Only 1 in 10 students who registers for a MOOC completes it. This may be because many students enroll in the course without intending to finish it; they simply want access to the information provided, treating the MOOC as a continually evolving, interactive textbook [source: Simonite].
Other "drop-outs," though, may intend to complete the course but fail. Varying levels of technological know-how are partly to blame, but growing pains in the learning format contribute significantly [source: Simonite]. "It's difficult to match the student engagement [of a] face-to-face setting," Brinton admits. "Techniques we have experimented with such as virtual office hours seem to help mitigate this, at least to some extent."
The connectivist ideal isn't lost, but it is watered down. For instance, many MOOCs are not as student-guided and participatory as connectivism envisions. Peer-grading is relatively rare. Classes are more structured. Course materials may not be free. And in self-paced MOOCs, where the "peer group" is constantly changing as new students sign up and others speed up or slow down, peer-centered learning can suffer [source: Morrison].

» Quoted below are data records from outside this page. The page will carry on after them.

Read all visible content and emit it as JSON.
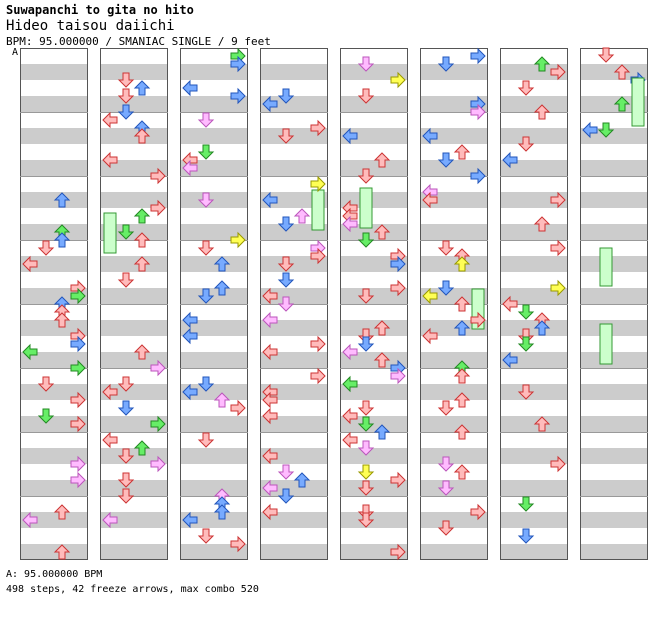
{
  "header": {
    "title": "Suwapanchi to gita no hito",
    "subtitle": "Hideo taisou daiichi",
    "meta": "BPM: 95.000000 / SMANIAC SINGLE / 9 feet",
    "marker": "A"
  },
  "footer": {
    "bpm_line": "A: 95.000000 BPM",
    "steps_line": "498 steps, 42 freeze arrows, max combo 520"
  },
  "colors": {
    "band_gray": "#cccccc",
    "column_border": "#555555",
    "arrow_red_fill": "#ffbbbb",
    "arrow_red_stroke": "#cc3333",
    "arrow_blue_fill": "#77aaff",
    "arrow_blue_stroke": "#2255bb",
    "arrow_pink_fill": "#ffbbff",
    "arrow_pink_stroke": "#bb55bb",
    "arrow_green_fill": "#66ee66",
    "arrow_green_stroke": "#228822",
    "arrow_yellow_fill": "#ffff55",
    "arrow_yellow_stroke": "#999900",
    "freeze_fill": "#ccffcc",
    "freeze_stroke": "#339933"
  },
  "chart_data": {
    "type": "step-chart",
    "measures_total": 33,
    "panels": 8
  }
}
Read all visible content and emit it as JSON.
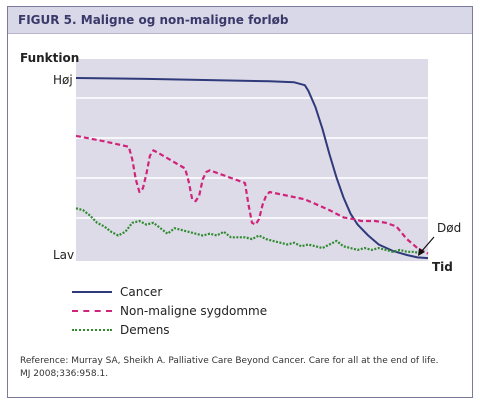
{
  "figure_title": "FIGUR 5. Maligne og non-maligne forløb",
  "reference_line1": "Reference: Murray SA, Sheikh A. Palliative Care Beyond Cancer. Care for all at the end of life.",
  "reference_line2": "MJ 2008;336:958.1.",
  "chart_data": {
    "type": "line",
    "ylabel": "Funktion",
    "xlabel": "Tid",
    "y_tick_labels": [
      "Høj",
      "Lav"
    ],
    "annotation": "Død",
    "xlim": [
      0,
      100
    ],
    "ylim": [
      0,
      100
    ],
    "grid": true,
    "legend_position": "bottom-left",
    "series": [
      {
        "name": "Cancer",
        "color": "#2e3a7a",
        "style": "solid",
        "x": [
          0,
          20,
          40,
          55,
          62,
          65,
          66,
          68,
          70,
          72,
          74,
          76,
          78,
          80,
          83,
          86,
          90,
          94,
          97,
          100
        ],
        "y": [
          100,
          99.5,
          98.8,
          98.2,
          97.6,
          96,
          93,
          84,
          72,
          58,
          45,
          34,
          25,
          19,
          13,
          8,
          4.5,
          2.2,
          0.9,
          0.5
        ]
      },
      {
        "name": "Non-maligne sygdomme",
        "color": "#d0247a",
        "style": "dashed",
        "x": [
          0,
          8,
          15,
          16,
          17,
          18,
          19,
          20,
          21,
          22,
          23,
          31,
          32,
          33,
          34,
          35,
          36,
          37,
          38,
          48,
          49,
          50,
          51,
          52,
          53,
          54,
          55,
          65,
          72,
          76,
          79,
          81,
          85,
          88,
          91,
          94,
          97,
          100
        ],
        "y": [
          68,
          65,
          62,
          55,
          44,
          37,
          39,
          47,
          57,
          60,
          59,
          50,
          43,
          33,
          32,
          35,
          44,
          48,
          49,
          42,
          30,
          20,
          19,
          22,
          30,
          35,
          37,
          33,
          27,
          23,
          22,
          21,
          21,
          20,
          18,
          11,
          6,
          3
        ]
      },
      {
        "name": "Demens",
        "color": "#2e8b2e",
        "style": "dotted",
        "x": [
          0,
          2,
          4,
          6,
          8,
          10,
          12,
          14,
          16,
          18,
          20,
          22,
          24,
          26,
          28,
          30,
          32,
          34,
          36,
          38,
          40,
          42,
          44,
          46,
          48,
          50,
          52,
          54,
          56,
          58,
          60,
          62,
          64,
          66,
          68,
          70,
          72,
          74,
          76,
          78,
          80,
          82,
          84,
          86,
          88,
          90,
          92,
          94,
          96,
          98
        ],
        "y": [
          28,
          27,
          24,
          20,
          18,
          15,
          13,
          15,
          20,
          21,
          19,
          20,
          17,
          14,
          17,
          16,
          15,
          14,
          13,
          14,
          13,
          15,
          12,
          12,
          12,
          11,
          13,
          11,
          10,
          9,
          8,
          9,
          7,
          8,
          7,
          6,
          8,
          10,
          7,
          6,
          5,
          6,
          5,
          6,
          5,
          4,
          5,
          4,
          4,
          3
        ]
      }
    ]
  }
}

Remember, massive open online courses are still in their infancy. Brinton describes them as "an ongoing experiment from which we are now witnessing the initial results." MOOC designers will need to address the obvious shortcomings if the format is to be the revolutionary step in education some predict. Luckily, the format itself allows for a level of student feedback never before available in the education realm: Researchers can see every keystroke, ever click-through and every time a student fast-forwards through or abandons a video lecture (which large numbers of students do), and then test adjustments at will [source: Simonite].
The rapid, international growth in MOOC offerings and the students expressing interest in them seems to herald real change in how the world learns [source: Amara]. The nature of that change, however, is the source of intense debate.